Askerî yargı, askerî mahkemeler ve disiplin mahkemeleri tarafından yürütülür. Bu mahkemeler, asker kişilerin; askerî olan suçları ile bunların asker kişiler aleyhine veya askerî mahallerde yahut askerlik hizmet ve görevleri ile ilgili olarak isledikleri suçlara ait davalara bakmakla görevlidirler. Askerî mahkemeler, asker olmayan kişilerin özel kanunda belirtilen askerî suçları ile kanunda gösterilen görevlerini ifa ettikleri sırada veya kanunda gösterilen askerî mahallerde askerlere karsı isledikleri suçlara da bakmakla görevlidirler. Askerî mahkemelerin savaş veya sıkıyönetim hallerinde hangi suçlar ve hangi kişiler bakımından yetkili oldukları; kuruluşları ve gerektiğinde bu mahkemelerde adlî yargı hâkim ve savcılarının görevlendirilmeleri kanunla düzenlenir. Askerî yargı organlarının kurulusu, isleyişi, askerî hâkimlerin özlük isleri askerî savcılık görevlerini yapan askerî hâkimlerin mahkemesinde görevli bulundukları komutanlık ile ilişkileri, mahkemelerin bağımsızlığı, hâkimlik teminatı, askerlik hizmetinin gereklerine göre kanunla düzenlenir.
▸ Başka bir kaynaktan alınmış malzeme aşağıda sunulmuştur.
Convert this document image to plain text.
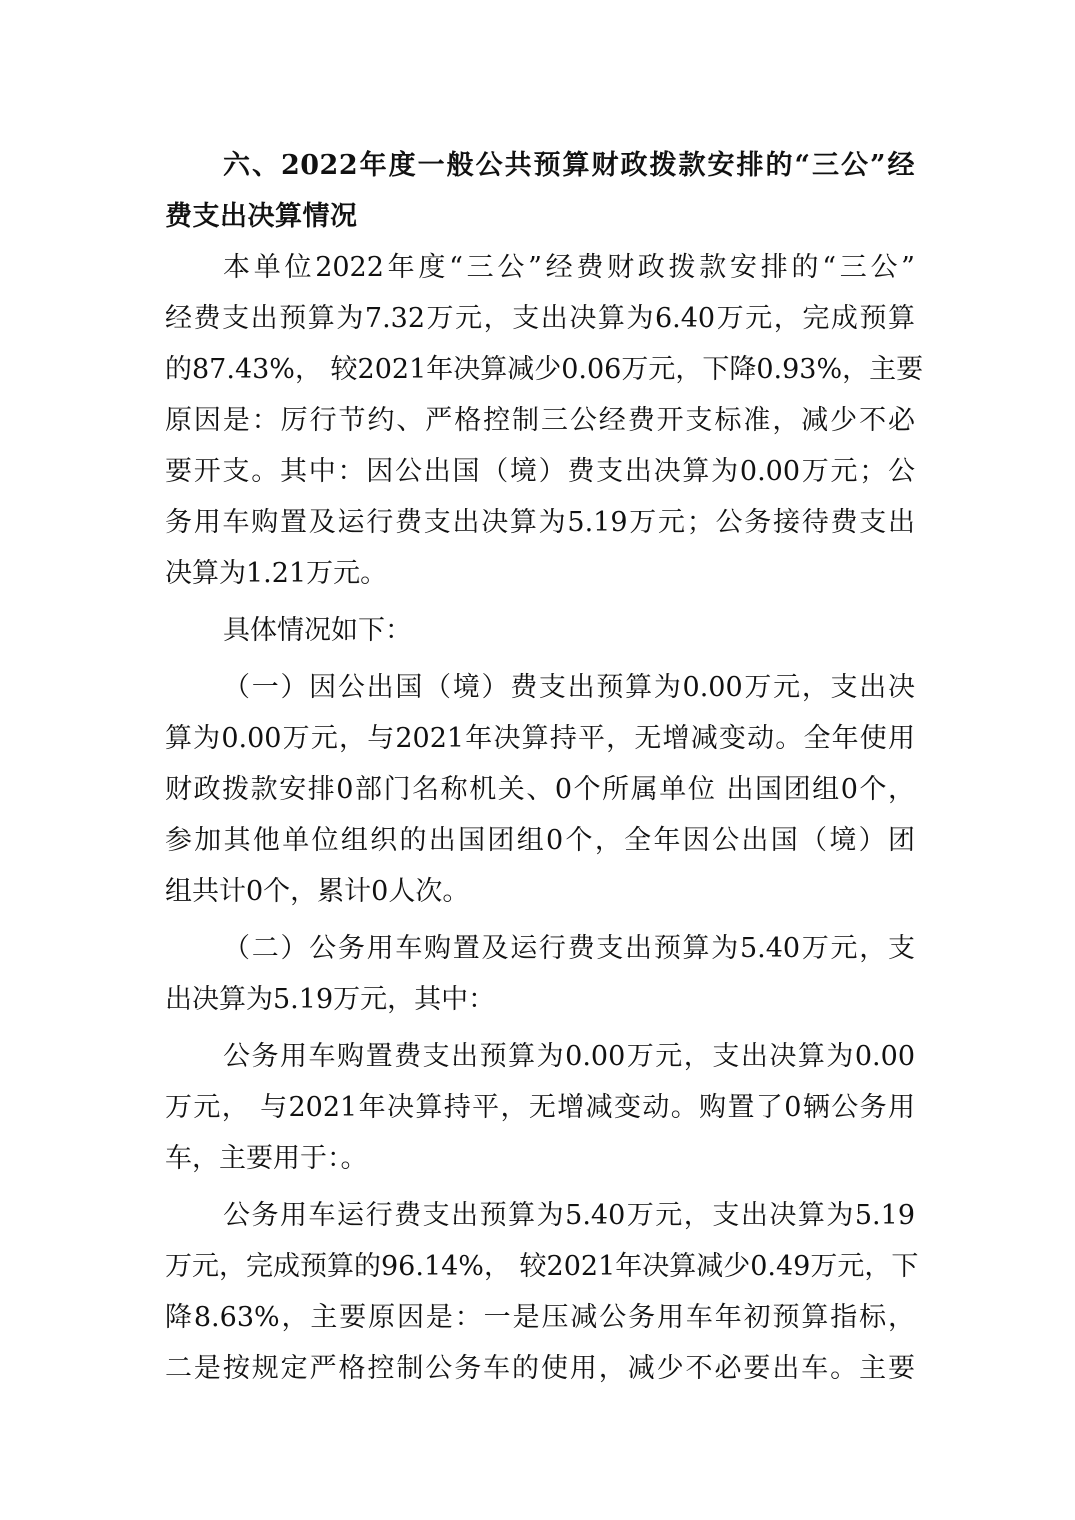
六、2022年度一般公共预算财政拨款安排的“三公”经
费支出决算情况
本单位2022年度“三公”经费财政拨款安排的“三公”
经费支出预算为7.32万元，支出决算为6.40万元，完成预算
的87.43%， 较2021年决算减少0.06万元，下降0.93%，主要
原因是：厉行节约、严格控制三公经费开支标准，减少不必
要开支。其中：因公出国（境）费支出决算为0.00万元；公
务用车购置及运行费支出决算为5.19万元；公务接待费支出
决算为1.21万元。
具体情况如下：
（一）因公出国（境）费支出预算为0.00万元，支出决
算为0.00万元，与2021年决算持平，无增减变动。全年使用
财政拨款安排0部门名称机关、0个所属单位 出国团组0个，
参加其他单位组织的出国团组0个，全年因公出国（境）团
组共计0个，累计0人次。
（二）公务用车购置及运行费支出预算为5.40万元，支
出决算为5.19万元，其中：
公务用车购置费支出预算为0.00万元，支出决算为0.00
万元， 与2021年决算持平，无增减变动。购置了0辆公务用
车，主要用于：。
公务用车运行费支出预算为5.40万元，支出决算为5.19
万元，完成预算的96.14%， 较2021年决算减少0.49万元，下
降8.63%，主要原因是：一是压减公务用车年初预算指标，
二是按规定严格控制公务车的使用，减少不必要出车。主要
Kanun, ayrıca askerî hâkimlerin yargı hizmeti dışındaki askerî hizmetler yönünden askerî hizmetlerin gereklerine göre teşkilatında görevli bulundukları

komutanlık ile olan ilişkilerini de gösterir.


DEĞİŞİKLİK NE GETİRİYOR?

 

Askerî yargı, askerî mahkemeler ve disiplin mahkemeleri tarafından yürütülür. Bu mahkemeler; asker kişilerin, sadece askerlik hizmet ve görevleriyle ilgili olarak isledikleri askerî suçlara ait davalara bakmakla görevlidirler. Devletin güvenliğine, anayasal düzene ve bu düzenin isleyişine karsı suçlara ait davalar her halde adliye mahkemelerinde görülür. Savaş hali haricinde, asker olmayan kişiler askerî mahkemelerde yargılanamaz. Askerî mahkemelerin savaş halinde hangi suçlar ve hangi kişiler bakımından yetkili oldukları; kuruluşları ve gerektiğinde bu mahkemelerde adlî yargı hâkim ve savcılarının görevlendirilmeleri kanunla düzenlenir. Askerî yargı organlarının kurulusu, isleyişi, askerî hâkimlerin özlük isleri, askerî savcılık görevlerini yapan askerî hâkimlerin görevli bulundukları komutanlıkla ilişkileri, mahkemelerin bağımsızlığı ve hâkimlik teminatı esaslarına göre kanunla düzenlenir.

 

YORUM: Anayasa değişikliği gerçekleşirse, askeri mahkemeler, asker kişilerin sadece askerlik hizmet ve görevleri ile ilgili olarak işledikleri askeri suçlulara ait davalara bakmakla görevli olacak. Devletin güvenliğine, anayasal düzene ve düzenin işleyişine karşı suçlara ait davalar, her durumda adliye mahkemelerinde görülecek. Siviller savaş hali dışında askeri yargıda yargılanamayacak. Yani devletin bütünlüğüne yönelik işlenen suçlar askerlerce bile işlense sivil mahkemeler kanalıyla adalete hesap verilecek. Kışla içerisinde işlenen askeri suçlar ise askeri mahkemelerde görülecek. Sivilleşme yolunda atılan önemli bir adımda bu maddeden geçiyor.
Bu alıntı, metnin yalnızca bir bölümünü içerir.